Tuesday, September 20: Tucked away on a little-known public plaza on Gouveneur Lane in Manhattan’s Financial District, a stealthy group of urbanists chatted with merchants from the Street Vendors Project, a membership-based group of more than 1,300 vendors “who are working together to create a vendors’ movement for permanent change,” while snacking on delicious tamales sold on site. We spoke with Mustafa, a clothing vendor in Midtown, who told us about the difficulties of street commerce in New York. Representatives from the Design Trust for Public Space and Columbia University’s Street Vendor Planning Studio were on hand to discuss what sidewalk vending means to New York and the sense of city.

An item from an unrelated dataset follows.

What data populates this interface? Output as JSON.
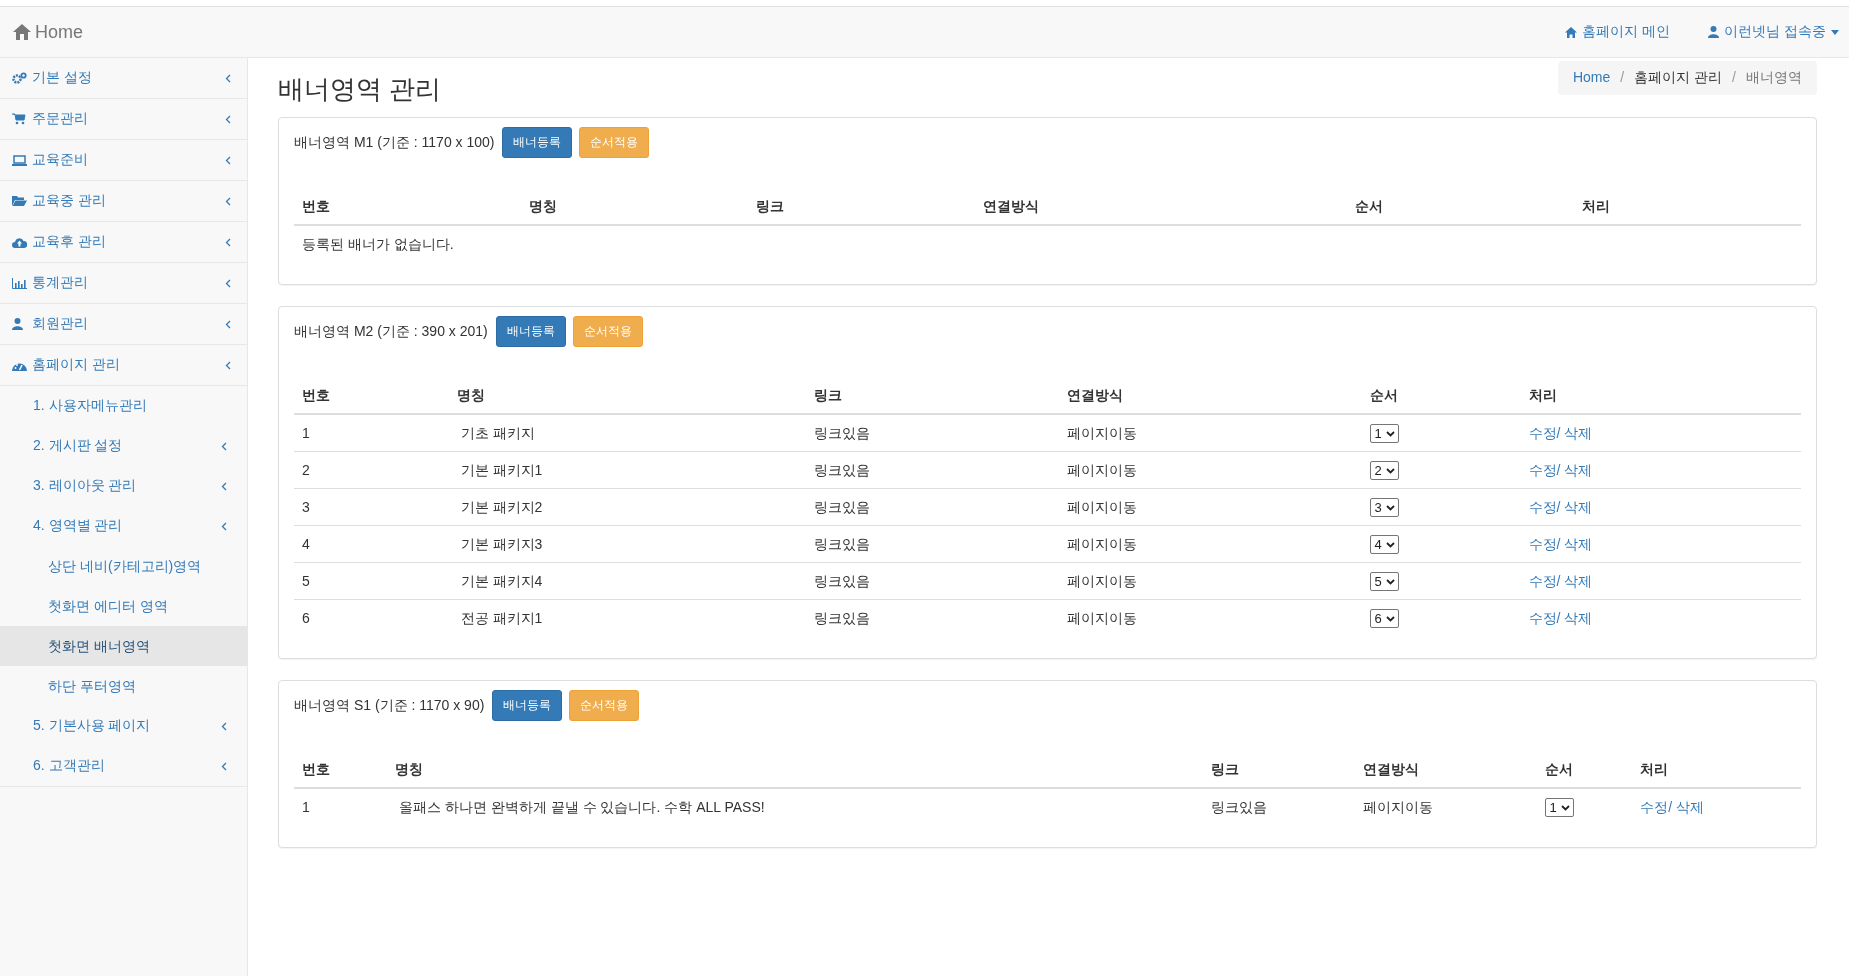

The crowning event of the night, of course, was the U.S. premiere of Urbanized and the associated soiree at the Phaidon book store in Soho. A capacity crowd of young design-types filled the Sunshine Cinema for two showings of the city-themed final segment of Director Gary Hustwit’s design trilogy. After two rigorous rounds of applause, Hustwit accepted questions from the crowd ranging from what would Janette Sadik-Khan do? (she was in attendance) to strategies for grassroots activism. Hustwit was feted by the usual suspects over vodka cocktails and a backdrop of iconic books on architecture and design. (Check out the  Urbanized trailer and our Q&A with director Gary Hustwit).

Even if you missed all the events of the last week, you can still settle down with the IFUD’s new tome The Atlas of Possibility, a 352-page compendium of “all the schemes & dreams that hundreds of New Yorkers and designers around the world shared through the By the City / For the City process,” a crowd-sourced competition for urban design interventions (winning entries here.)